Competitors slowly got eliminated over the days, some happy to go home to wash and sleep, some gutted to be leaving. Somehow staying in the game, with the TV crew weaving between the few of us remaining, it became apparent that everyone thought that they knew what the judges were after. The athletes thought that the fittest racing snake was going to be selected, and the landrover buffs believed the best driver would win. None of us had ever done a competition like this, so how could anyone possibly know?

As the event continued, I realised that having preconceived ideas about what kind of person would be selected was not only pointless, but actually unhelpful and detrimental. Some boys barked orders as they believed that bossy leadership was the winning quality, others refused to work in a team or help others as they presumed that individualism was key. Faster runners, better bikers, quicker climbers and people with more landrover love than me all got eliminated, yet there I was still happy in the chase. Several things dawned on me towards the end of the week: Landrover were investing millions in the competition and it was being broadcast on Channel 4. Obviously they wanted some one fit and capable, but they surely also wanted an ambassador for the company who would be good on telly?
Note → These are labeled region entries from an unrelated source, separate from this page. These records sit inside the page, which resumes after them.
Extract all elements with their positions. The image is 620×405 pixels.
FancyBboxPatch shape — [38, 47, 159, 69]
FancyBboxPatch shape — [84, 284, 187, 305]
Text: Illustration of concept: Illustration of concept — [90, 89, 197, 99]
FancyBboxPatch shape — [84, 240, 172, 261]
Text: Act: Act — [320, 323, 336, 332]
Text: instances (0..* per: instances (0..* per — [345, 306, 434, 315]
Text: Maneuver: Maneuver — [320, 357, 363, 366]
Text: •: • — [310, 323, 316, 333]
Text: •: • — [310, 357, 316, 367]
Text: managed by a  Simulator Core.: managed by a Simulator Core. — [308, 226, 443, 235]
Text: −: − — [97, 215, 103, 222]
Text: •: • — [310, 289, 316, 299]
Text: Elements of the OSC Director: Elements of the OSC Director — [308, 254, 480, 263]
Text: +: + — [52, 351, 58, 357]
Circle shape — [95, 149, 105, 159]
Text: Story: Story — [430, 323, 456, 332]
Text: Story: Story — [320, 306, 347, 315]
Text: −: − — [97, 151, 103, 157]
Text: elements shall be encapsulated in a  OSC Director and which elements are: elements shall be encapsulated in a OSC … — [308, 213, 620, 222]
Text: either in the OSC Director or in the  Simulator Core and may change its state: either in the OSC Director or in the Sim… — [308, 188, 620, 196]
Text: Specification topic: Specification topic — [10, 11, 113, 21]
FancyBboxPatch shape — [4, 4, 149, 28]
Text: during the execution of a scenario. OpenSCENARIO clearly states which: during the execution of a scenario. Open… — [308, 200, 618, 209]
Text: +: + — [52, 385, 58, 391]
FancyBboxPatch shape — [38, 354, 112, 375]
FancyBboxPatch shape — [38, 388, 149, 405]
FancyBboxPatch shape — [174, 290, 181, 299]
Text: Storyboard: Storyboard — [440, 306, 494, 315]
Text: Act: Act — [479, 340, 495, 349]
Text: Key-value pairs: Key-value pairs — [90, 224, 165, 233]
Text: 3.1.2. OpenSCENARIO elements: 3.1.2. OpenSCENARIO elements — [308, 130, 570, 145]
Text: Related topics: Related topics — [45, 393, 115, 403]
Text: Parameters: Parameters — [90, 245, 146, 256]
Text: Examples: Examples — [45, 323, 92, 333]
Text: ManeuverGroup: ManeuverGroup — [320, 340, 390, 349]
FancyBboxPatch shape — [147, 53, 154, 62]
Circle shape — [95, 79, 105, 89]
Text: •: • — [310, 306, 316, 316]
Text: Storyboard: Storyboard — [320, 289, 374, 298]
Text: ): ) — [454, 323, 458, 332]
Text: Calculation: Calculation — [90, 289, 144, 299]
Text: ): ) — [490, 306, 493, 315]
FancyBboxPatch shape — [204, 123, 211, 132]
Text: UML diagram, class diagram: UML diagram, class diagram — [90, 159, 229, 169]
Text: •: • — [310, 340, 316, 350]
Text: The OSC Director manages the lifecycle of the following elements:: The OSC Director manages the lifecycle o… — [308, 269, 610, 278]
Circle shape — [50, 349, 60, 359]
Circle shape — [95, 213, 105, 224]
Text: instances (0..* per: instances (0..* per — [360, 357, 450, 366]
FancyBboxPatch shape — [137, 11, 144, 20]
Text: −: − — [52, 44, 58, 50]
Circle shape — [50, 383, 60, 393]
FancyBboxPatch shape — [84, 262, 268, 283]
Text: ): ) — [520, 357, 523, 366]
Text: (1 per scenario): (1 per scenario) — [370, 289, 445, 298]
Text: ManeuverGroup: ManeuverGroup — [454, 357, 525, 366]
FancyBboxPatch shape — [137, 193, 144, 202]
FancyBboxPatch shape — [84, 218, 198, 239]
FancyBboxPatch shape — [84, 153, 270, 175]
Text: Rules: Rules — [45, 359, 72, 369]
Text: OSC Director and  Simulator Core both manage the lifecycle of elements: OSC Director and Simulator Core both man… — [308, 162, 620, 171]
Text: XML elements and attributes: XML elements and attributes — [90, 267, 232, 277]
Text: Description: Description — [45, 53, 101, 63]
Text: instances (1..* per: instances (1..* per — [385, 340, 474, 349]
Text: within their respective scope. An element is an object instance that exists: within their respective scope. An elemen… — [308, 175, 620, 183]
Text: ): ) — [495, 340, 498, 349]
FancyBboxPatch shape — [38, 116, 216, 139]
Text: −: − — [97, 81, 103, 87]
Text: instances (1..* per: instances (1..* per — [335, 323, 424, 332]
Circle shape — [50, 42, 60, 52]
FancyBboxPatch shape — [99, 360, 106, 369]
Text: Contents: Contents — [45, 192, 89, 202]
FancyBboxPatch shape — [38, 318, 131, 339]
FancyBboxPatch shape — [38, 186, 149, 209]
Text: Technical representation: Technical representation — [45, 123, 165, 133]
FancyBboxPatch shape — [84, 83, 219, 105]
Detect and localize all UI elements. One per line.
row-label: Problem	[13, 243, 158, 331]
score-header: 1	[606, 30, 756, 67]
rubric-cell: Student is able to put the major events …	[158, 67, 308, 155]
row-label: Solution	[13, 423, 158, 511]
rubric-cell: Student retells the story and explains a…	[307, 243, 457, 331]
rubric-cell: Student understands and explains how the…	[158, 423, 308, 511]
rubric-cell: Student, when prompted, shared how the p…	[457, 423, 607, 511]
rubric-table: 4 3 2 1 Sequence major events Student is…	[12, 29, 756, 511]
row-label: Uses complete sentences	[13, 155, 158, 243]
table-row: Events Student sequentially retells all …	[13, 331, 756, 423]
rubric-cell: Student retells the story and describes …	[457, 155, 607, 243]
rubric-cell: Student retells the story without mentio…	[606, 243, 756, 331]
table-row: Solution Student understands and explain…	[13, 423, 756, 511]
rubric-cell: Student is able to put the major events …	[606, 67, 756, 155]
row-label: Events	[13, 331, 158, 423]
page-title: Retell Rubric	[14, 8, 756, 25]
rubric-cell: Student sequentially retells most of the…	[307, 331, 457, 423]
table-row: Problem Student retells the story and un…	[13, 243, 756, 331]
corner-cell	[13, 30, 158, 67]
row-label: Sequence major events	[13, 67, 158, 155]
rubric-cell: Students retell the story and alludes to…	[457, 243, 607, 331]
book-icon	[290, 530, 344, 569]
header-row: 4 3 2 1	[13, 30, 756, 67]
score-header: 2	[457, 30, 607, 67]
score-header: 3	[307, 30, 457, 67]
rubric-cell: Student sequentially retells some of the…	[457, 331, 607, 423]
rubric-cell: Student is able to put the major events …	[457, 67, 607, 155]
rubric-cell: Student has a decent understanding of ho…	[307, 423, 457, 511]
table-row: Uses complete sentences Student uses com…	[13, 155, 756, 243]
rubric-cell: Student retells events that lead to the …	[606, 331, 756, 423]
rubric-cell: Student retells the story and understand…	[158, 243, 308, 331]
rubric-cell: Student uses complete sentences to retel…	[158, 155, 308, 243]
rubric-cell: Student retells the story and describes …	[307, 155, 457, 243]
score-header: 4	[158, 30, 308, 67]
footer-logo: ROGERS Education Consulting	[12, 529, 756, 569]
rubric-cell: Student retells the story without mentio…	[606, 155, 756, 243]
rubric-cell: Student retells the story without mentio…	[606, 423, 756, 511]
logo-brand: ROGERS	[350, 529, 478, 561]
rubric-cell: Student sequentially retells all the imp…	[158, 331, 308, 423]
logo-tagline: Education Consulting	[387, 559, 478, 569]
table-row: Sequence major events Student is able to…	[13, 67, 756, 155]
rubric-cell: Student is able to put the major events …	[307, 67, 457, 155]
Some of the competitors consciously ignored the journalists as it distracted them from their main objective of winning individual challenges.

Being named as one of the three athletes to go forward to the next selection, I felt like Miss World without the tears and tiara. I was absolutely not the best competitor in any of the individual challenges, but with curiosity, an open mind, and no firm beliefs about what the judges were looking for, I had understood the essence of the competition and won a place in the next selection.